Space of join functions. There are three ways to define the space of join functions:- Use the name (string) of built-in join function space. There are three options, including "autofj_lg", "autofj_md" and "autofj_sm" that use 136, 68 and 14 join functions, respectively. Using less join functions can improve efficiency but may worsen performance.
- Use a dict specifying the options for preprocessing methods, tokenization methods, token weighting methods and distance functions. The space will be the cartesian product of all options in the dict. See options.py for defining join functions using a dict.
- Use a list of customized JoinFunction objects. Define JoinFuntion class using prototype in join_funtion.py.
-
distance_threshold_space: int or list of floats, default=50
The number of candidate distance thresholds or a list of candidate distance thresholds in the space. If the number of distance thresholds (integer) is given, distance thresholds are spaced evenly from 0 to 1. Otherwise, it should be a list of floats from 0 to 1. Using less candidates can improve efficiency but may worsen performance. -
column_weight_space: int or list of floats, default=10
The number of candidate column weights or a list of candidate column weights in the space. If the number of column weights (integer) is given, column weights are spaced evenly from 0 to 1. Otherwise, it should be a list of floats from 0 to 1. Using less candidates can improve efficiency but may worsen performance. -
blocker: None or a Blocker object, default None
A Blocker object that performs blocking on two tables. If None, use the built-in blocker. For using customized blocker, define Blocker class using prototype in blocker.py. -
n_jobs : int, default=-1
Number of CPU cores used. -1 means using all processors. -
verbose: bool, default=False
Whether to print logging
Attributes
-
selected_column_weights: dict
The columns and column weights selected by the algorithm. The key is the column name, the value is the weight selected for the column. -
self.selected_join_configs: list of tuples
The union of join configurations selected by the algorithm.
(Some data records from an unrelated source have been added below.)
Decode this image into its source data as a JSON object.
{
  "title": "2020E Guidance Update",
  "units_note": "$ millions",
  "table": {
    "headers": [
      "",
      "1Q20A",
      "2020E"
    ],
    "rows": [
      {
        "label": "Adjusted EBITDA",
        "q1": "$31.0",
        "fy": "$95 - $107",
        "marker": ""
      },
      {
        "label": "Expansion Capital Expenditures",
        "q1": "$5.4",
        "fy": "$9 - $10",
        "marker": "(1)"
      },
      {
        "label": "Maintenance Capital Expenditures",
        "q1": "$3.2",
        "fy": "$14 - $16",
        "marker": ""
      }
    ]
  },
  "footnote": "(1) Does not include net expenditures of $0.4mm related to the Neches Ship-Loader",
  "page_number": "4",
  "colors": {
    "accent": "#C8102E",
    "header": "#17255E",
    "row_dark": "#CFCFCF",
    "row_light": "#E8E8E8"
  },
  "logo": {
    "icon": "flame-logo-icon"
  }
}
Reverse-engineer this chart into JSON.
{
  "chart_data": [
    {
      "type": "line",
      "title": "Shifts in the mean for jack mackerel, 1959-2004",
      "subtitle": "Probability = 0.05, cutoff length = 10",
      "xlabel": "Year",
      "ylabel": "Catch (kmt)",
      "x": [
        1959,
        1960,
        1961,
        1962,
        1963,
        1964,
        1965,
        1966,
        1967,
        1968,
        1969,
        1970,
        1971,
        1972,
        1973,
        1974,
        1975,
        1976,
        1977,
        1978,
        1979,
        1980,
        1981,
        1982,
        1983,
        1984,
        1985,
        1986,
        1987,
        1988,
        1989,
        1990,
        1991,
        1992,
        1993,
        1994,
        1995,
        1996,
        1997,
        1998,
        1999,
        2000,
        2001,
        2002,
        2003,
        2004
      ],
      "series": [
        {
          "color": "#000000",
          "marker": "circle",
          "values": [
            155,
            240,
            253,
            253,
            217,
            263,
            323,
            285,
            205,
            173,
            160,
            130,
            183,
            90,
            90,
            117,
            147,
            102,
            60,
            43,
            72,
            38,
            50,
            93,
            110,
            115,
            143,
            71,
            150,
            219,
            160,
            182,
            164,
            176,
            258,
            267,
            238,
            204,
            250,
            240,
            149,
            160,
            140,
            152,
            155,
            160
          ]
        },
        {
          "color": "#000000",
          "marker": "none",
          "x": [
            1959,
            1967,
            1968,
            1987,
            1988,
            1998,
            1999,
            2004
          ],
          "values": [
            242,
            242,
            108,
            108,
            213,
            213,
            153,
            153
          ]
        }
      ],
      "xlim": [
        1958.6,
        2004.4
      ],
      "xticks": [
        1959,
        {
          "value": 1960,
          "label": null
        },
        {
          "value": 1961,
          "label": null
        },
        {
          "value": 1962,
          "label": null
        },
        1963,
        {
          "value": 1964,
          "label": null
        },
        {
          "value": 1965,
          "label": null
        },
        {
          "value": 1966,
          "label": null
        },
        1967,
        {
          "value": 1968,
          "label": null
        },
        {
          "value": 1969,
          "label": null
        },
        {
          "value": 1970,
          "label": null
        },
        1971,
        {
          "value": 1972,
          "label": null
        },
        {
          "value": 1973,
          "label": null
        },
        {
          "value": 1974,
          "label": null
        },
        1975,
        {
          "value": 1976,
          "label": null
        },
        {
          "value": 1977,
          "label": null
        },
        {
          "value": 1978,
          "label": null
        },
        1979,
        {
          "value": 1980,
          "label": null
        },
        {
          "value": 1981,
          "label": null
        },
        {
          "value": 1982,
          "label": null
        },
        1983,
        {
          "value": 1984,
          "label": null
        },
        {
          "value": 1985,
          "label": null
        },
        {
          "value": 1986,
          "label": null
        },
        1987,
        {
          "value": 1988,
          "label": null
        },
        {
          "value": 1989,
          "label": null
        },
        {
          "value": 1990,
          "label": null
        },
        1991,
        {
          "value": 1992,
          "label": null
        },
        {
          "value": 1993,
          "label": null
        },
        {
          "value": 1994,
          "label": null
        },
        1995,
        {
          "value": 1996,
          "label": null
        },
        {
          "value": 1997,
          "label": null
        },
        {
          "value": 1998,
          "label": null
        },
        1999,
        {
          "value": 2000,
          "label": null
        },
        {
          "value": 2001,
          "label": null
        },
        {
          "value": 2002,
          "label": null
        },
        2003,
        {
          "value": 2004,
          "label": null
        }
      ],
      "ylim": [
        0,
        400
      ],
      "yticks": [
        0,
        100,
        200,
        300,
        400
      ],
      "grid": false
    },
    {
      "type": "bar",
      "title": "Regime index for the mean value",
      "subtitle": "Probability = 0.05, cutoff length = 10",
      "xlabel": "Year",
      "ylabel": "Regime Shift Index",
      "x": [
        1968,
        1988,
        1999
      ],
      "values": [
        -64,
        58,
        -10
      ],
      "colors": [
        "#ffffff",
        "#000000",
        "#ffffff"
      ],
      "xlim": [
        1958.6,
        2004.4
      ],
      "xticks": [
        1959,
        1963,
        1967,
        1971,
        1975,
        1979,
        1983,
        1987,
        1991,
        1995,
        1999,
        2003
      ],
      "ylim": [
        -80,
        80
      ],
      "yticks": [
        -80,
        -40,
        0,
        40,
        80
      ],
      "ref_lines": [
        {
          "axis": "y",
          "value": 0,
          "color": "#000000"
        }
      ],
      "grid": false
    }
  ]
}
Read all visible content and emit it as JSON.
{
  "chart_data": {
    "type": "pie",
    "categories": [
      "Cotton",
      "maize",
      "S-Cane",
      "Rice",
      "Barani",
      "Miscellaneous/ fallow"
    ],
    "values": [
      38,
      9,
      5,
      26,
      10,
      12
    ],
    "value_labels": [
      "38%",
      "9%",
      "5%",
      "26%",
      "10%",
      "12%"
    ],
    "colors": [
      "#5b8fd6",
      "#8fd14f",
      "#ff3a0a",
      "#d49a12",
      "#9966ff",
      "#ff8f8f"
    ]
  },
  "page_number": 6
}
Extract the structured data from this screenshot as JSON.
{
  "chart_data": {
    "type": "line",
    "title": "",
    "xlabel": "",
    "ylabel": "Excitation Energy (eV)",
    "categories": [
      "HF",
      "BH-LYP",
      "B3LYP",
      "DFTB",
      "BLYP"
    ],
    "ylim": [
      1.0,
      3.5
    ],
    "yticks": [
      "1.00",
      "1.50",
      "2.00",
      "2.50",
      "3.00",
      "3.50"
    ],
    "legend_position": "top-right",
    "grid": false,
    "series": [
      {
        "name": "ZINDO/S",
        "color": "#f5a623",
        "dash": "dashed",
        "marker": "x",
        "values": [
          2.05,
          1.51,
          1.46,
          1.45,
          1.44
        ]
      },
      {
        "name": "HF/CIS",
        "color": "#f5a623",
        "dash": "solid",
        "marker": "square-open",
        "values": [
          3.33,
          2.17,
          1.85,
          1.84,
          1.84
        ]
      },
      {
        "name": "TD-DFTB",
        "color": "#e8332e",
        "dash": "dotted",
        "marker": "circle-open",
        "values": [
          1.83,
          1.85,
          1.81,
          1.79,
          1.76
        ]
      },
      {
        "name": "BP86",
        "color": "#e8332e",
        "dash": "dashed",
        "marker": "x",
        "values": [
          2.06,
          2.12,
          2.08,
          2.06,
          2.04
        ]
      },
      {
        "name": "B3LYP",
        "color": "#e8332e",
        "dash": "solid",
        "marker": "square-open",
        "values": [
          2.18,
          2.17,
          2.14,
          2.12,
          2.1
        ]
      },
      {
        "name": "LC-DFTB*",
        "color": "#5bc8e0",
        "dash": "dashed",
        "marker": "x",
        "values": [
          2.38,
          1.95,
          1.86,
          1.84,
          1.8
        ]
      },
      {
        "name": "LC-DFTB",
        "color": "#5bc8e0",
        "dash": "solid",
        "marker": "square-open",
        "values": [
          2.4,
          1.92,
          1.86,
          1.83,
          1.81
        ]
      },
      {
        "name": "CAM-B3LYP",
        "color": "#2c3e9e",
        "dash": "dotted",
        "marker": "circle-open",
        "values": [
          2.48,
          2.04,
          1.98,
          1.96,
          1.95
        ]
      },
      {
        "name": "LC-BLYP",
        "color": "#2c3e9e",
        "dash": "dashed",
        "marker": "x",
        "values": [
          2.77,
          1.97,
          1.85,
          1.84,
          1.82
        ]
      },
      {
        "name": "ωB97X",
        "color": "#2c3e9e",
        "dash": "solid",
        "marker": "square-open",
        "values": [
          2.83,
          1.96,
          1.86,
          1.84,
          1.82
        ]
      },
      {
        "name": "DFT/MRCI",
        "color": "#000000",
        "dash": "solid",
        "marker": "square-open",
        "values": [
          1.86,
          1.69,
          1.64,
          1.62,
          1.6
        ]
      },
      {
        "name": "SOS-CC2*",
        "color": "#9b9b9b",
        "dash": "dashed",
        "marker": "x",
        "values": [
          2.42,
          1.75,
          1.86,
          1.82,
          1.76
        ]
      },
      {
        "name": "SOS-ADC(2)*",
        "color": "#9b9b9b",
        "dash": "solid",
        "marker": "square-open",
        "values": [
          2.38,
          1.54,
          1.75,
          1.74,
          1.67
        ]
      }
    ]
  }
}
Each tuple (join_function, threshold) in the list is a join configuration that consists of the name of the join function and its distance threshold.
Methods
join(left_table, right_table, id_column, on=None) #Join left table and right table
Parameters
-
left_table: pd.DataFrame
Reference table. The left table is assumed to be almost duplicate-free, which means it has no or only few duplicates. -
right_table: pd.DataFrame
Another input table. -
id_column: string
The name of id column in the two tables. This column will not be used to join two tables. -
on: list or None, default=None
A list of column names (multi-column fuzzy join) that the two tables will be joined on. If None, two tables will be joined on all columns that exist in both tables, excluding the id column.
Return
- pd.DataFrame
A table of joining pairs. The columns of left table are suffixed with "_l" and the columns of right table are suffixed with "_r".